GUY LAROCHE AUTUMN/WINTER 2015-16 READY-TO-WEAR PARIS FASHION WEEK

GUY LAROCHE AUTUMN/WINTER 2015-16 READY-TO-WEAR PARIS FASHION WEEK

The name Guy Laroche lingers as one of those slightly indefinable French couture houses that is most likely powered by its much more familiar fragrances, Fidji and Drakkar Noir. Which is not to say that Laroche didn’t have a distinct signature in the heyday of the label’s namesake. “He was very much of-the-moment,” said Adam Andrascik, the Central Saint Martins-trained young American who showed his first collection for Laroche today. “It’s my challenge to bring back that relevance.”

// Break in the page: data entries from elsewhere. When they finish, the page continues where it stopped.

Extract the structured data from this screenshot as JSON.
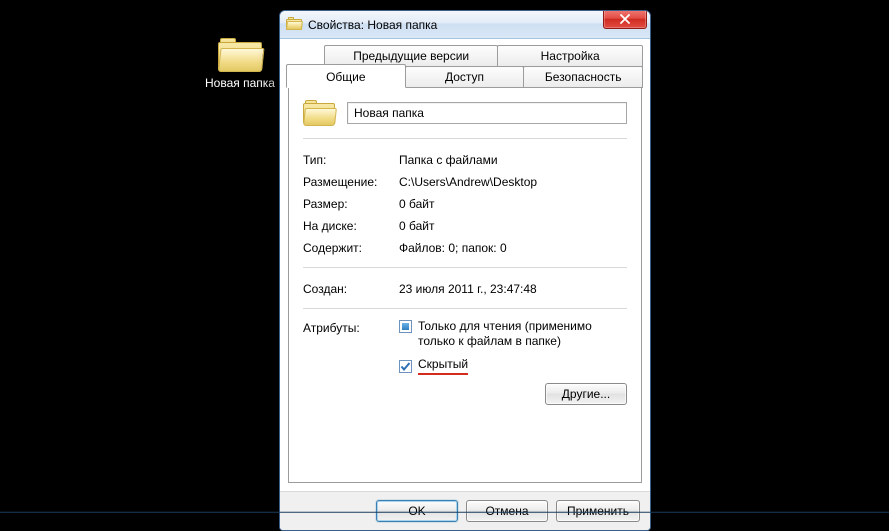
{
  "desktop": {
    "icon_label": "Новая папка"
  },
  "dialog": {
    "title": "Свойства: Новая папка",
    "tabs": {
      "back": [
        "Предыдущие версии",
        "Настройка"
      ],
      "front": [
        "Общие",
        "Доступ",
        "Безопасность"
      ],
      "active": "Общие"
    },
    "folder_name": "Новая папка",
    "rows": {
      "type_label": "Тип:",
      "type_value": "Папка с файлами",
      "location_label": "Размещение:",
      "location_value": "C:\\Users\\Andrew\\Desktop",
      "size_label": "Размер:",
      "size_value": "0 байт",
      "ondisk_label": "На диске:",
      "ondisk_value": "0 байт",
      "contains_label": "Содержит:",
      "contains_value": "Файлов: 0; папок: 0",
      "created_label": "Создан:",
      "created_value": "23 июля 2011 г., 23:47:48"
    },
    "attributes": {
      "label": "Атрибуты:",
      "readonly_label": "Только для чтения (применимо только к файлам в папке)",
      "readonly_state": "mixed",
      "hidden_label": "Скрытый",
      "hidden_state": "checked",
      "others_button": "Другие..."
    },
    "buttons": {
      "ok": "OK",
      "cancel": "Отмена",
      "apply": "Применить"
    }
  }
}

The route he chose was rock—a hard, deconstructed edge that, for all its tip of the cap to Guy’s signatures, such as open-backed tops and use of the shiny skin known as “paper leather,” went looking for relevance in much shadier places. One of Andrascik’s stated influences was The Pillow Book, Peter Greenaway’s cult movie from 1996 that revolved around the fetishistic power of body art in Japanese culture and the unabashed nudity of Ewan McGregor. For his own collections in London, Andrascik had leather jackets tattooed, an effect that was unfortunately unfeasible for Laroche. Even more unfortunately, the effect was duplicated today in a black-and-white tattoo print, overlaid with gold foil Japanese calligraphy.

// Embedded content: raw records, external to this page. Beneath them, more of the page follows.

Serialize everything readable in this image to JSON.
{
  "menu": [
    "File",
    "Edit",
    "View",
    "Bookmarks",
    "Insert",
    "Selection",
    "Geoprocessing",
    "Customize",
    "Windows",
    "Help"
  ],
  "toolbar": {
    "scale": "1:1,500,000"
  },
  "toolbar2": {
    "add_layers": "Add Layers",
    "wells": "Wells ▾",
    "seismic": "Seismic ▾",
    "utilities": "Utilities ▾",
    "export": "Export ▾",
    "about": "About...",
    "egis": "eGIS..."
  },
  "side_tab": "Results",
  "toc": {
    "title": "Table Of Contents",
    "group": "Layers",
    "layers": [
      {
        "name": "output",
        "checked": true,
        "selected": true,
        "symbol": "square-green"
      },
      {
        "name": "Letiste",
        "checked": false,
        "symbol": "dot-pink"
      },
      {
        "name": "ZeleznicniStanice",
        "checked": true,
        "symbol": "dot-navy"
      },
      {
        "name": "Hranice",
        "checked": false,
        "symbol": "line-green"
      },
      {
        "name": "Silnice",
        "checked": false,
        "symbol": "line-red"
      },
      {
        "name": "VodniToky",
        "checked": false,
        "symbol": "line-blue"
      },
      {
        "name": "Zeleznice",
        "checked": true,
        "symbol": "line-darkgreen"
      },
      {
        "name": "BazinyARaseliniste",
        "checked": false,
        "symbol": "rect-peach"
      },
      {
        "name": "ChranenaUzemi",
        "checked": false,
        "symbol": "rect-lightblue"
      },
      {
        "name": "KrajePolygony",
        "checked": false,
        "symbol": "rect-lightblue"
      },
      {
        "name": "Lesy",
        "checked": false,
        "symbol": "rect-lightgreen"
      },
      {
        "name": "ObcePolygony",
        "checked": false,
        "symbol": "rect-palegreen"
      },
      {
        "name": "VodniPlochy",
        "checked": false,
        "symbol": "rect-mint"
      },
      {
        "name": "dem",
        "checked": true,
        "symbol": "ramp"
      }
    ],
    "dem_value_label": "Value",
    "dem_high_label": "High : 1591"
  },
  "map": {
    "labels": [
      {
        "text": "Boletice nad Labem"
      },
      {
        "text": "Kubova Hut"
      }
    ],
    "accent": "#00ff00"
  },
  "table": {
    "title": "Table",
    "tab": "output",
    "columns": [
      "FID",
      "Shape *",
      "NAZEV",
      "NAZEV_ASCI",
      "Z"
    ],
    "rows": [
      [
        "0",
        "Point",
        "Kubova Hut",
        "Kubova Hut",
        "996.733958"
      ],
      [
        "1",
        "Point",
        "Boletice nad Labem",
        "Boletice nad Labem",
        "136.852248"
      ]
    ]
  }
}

The foil effect worked much better when it was used to define sinuous knit dresses that were Andrascik’s most successful stab at relevance. The mesh overlay he applied to fitted jersey dresses also put a glint in the eye of the Guy Laroche renaissance. Still, the cumulative effect of panel-hemmed warrior skirts, dévoré velvets, and black lacquered lace was inevitably gothic, which probably wasn’t the effect the designer was after. But as an indication of his state of mind going into this formidable assignment, Andrascik did mention that one of the things that appealed to him most about The Pillow Book was the strangeness of two cultures fusing. “I’m a boy from Pittsburgh coming to Paris,” he mused. “I can relate.”